Friday, February 6, 2009

BDS - Day 7

#7 – Arrange your environment

This is advice provided by every magazine and diet advocate, but it definitely helps. The basic premise is that if it isn’t in the house then you likely won’t make the trip to the store to go get it. I am a semi-reformed Binge Eater (linked with depression, both now controlled med-free). I still have some tendencies to binge and not having things in the house or in my office has helped me a great deal (although I used to go for a car-rise to buy things at my worst).

However, I know live with my partner, and his food purchases have contributed to my slow gain since we moved in together. See, he has no emotional connection with food, so he can buy a tub of ice cream and let it collect frost after one bowlful. I’m at a point where I can do that sometimes or even most of the time, but in those times where I’m feeling something ugly if there’s any of my trigger foods around it will have a very short life span.

This can even include those things that I can combine to make into a trigger food. I’ve only recently been able to keep sugar in my house, and even then I buy small amounts from the bulk store. I’ve has a few mini-binges that have required me throwing the remnants of a bag into the compost to stop myself.

So, for me arranging my environment is not just a little step, it’s been essential in the past and not having sole control has been causing me difficulty for the past year and a half.
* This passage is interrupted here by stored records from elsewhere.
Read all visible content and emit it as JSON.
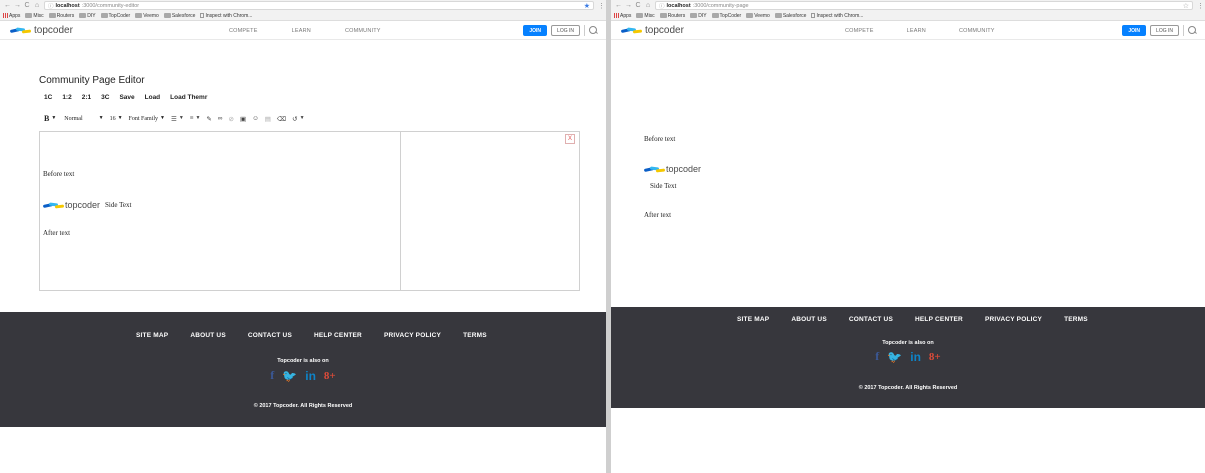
{
  "bookmarks": [
    "Apps",
    "Misc",
    "Routers",
    "DIY",
    "TopCoder",
    "Veemo",
    "Salesforce",
    "Inspect with Chrom..."
  ],
  "site": {
    "logo_text": "topcoder",
    "nav": [
      "COMPETE",
      "LEARN",
      "COMMUNITY"
    ],
    "join": "JOIN",
    "login": "LOG IN"
  },
  "left": {
    "url_host": "localhost",
    "url_path": ":3000/community-editor",
    "editor_title": "Community Page Editor",
    "layout_buttons": [
      "1C",
      "1:2",
      "2:1",
      "3C",
      "Save",
      "Load",
      "Load Themr"
    ],
    "format": {
      "bold": "B",
      "block_type": "Normal",
      "font_size": "16",
      "font_family": "Font Family"
    },
    "close_label": "X",
    "content": {
      "before": "Before text",
      "logo_text": "topcoder",
      "side": "Side Text",
      "after": "After text"
    }
  },
  "right": {
    "url_host": "localhost",
    "url_path": ":3000/community-page",
    "content": {
      "before": "Before text",
      "logo_text": "topcoder",
      "side": "Side Text",
      "after": "After text"
    }
  },
  "footer": {
    "links": [
      "SITE MAP",
      "ABOUT US",
      "CONTACT US",
      "HELP CENTER",
      "PRIVACY POLICY",
      "TERMS"
    ],
    "also_on": "Topcoder is also on",
    "social": [
      "f",
      "🐦",
      "in",
      "8+"
    ],
    "copyright": "© 2017 Topcoder. All Rights Reserved"
  },
  "colors": {
    "accent": "#0681ff",
    "footer_bg": "#37373d",
    "facebook": "#3b5998",
    "twitter": "#1da1f2",
    "linkedin": "#0e84c8",
    "googleplus": "#dd4b39"
  }
}
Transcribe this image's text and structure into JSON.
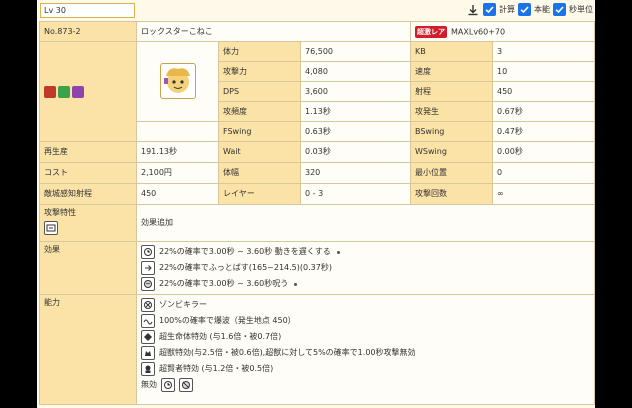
{
  "topbar": {
    "level_value": "Lv 30",
    "download_icon": "download-icon",
    "checkboxes": [
      {
        "label": "計算",
        "checked": true
      },
      {
        "label": "本能",
        "checked": true
      },
      {
        "label": "秒単位",
        "checked": true
      }
    ]
  },
  "unit": {
    "number": "No.873-2",
    "name": "ロックスターこねこ",
    "rarity_badge": "超激レア",
    "max_level": "MAXLv60+70"
  },
  "stats": {
    "hp_label": "体力",
    "hp": "76,500",
    "kb_label": "KB",
    "kb": "3",
    "atk_label": "攻撃力",
    "atk": "4,080",
    "speed_label": "速度",
    "speed": "10",
    "dps_label": "DPS",
    "dps": "3,600",
    "range_label": "射程",
    "range": "450",
    "freq_label": "攻頻度",
    "freq": "1.13秒",
    "foreswing_label": "攻発生",
    "foreswing": "0.67秒",
    "fswing_label": "FSwing",
    "fswing": "0.63秒",
    "bswing_label": "BSwing",
    "bswing": "0.47秒",
    "respawn_label": "再生産",
    "respawn": "191.13秒",
    "wait_label": "Wait",
    "wait": "0.03秒",
    "wswing_label": "WSwing",
    "wswing": "0.00秒",
    "cost_label": "コスト",
    "cost": "2,100円",
    "width_label": "体幅",
    "width": "320",
    "minpos_label": "最小位置",
    "minpos": "0",
    "detect_label": "敵城感知射程",
    "detect": "450",
    "layer_label": "レイヤー",
    "layer": "0 - 3",
    "attacks_label": "攻撃回数",
    "attacks": "∞"
  },
  "traits": {
    "label": "攻撃特性",
    "value": "効果追加"
  },
  "effects": {
    "label": "効果",
    "items": [
      "22%の確率で3.00秒 ~ 3.60秒 動きを遅くする",
      "22%の確率でふっとばす(165~214.5)(0.37秒)",
      "22%の確率で3.00秒 ~ 3.60秒呪う"
    ]
  },
  "abilities": {
    "label": "能力",
    "items": [
      "ゾンビキラー",
      "100%の確率で爆波（発生地点 450）",
      "超生命体特効 (与1.6倍・被0.7倍)",
      "超獣特効(与2.5倍・被0.6倍),超獣に対して5%の確率で1.00秒攻撃無効",
      "超賢者特効 (与1.2倍・被0.5倍)"
    ],
    "immune_label": "無効"
  },
  "colors": {
    "header_bg": "#fbe3a8",
    "value_bg": "#fffdf7",
    "border": "#d8c79a",
    "checkbox": "#1a73e8",
    "rarity_red": "#d21d2b"
  }
}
But Nick’s wii fit slap down has prompted him to eat better and he’s stopped buying a lot of the junk he used to keep around.

Things that I’ve done to arrange my environment:
- Easy to munch on foods (i.e. nuts, cereal) are on the highest shelf in the kitchen so they catch my eye, making me grab a handful.
- I’ve minimized the tempting foods that are brought into the house.
- Food brought into the office by co-workers is rare, and if I just wait it out it usually is gone in a fairly short amount of time.
- I’ve announced to Nick my intention lose weight, and that I’m going to be eating healthier.

The last point is another part of this step; announce that you’re dieting, and this is the go-to reason why you don’t want certain foods around. This is the only step that has prompted a Sabotaging Thought;

Sabotaging Thought: “I’m embarrassed to tell people that I’m dieting.”
Response: “Why? The worst that can happen is that I don’t lose weight and they’re mildly critical. On the other hand, by giving a definitive answer I’ve closed the door to more pushing.”

I don’t know why I hate saying, “I’m dieting” or even, “I’m watching what I eat” or whatever. I think it’s because I don’t want to admit that I’m not 100% happy with myself, as it would be a sign of less confidence. I don’t know the reason, but I’ve overcome it at least with Nick and my Mom this time around.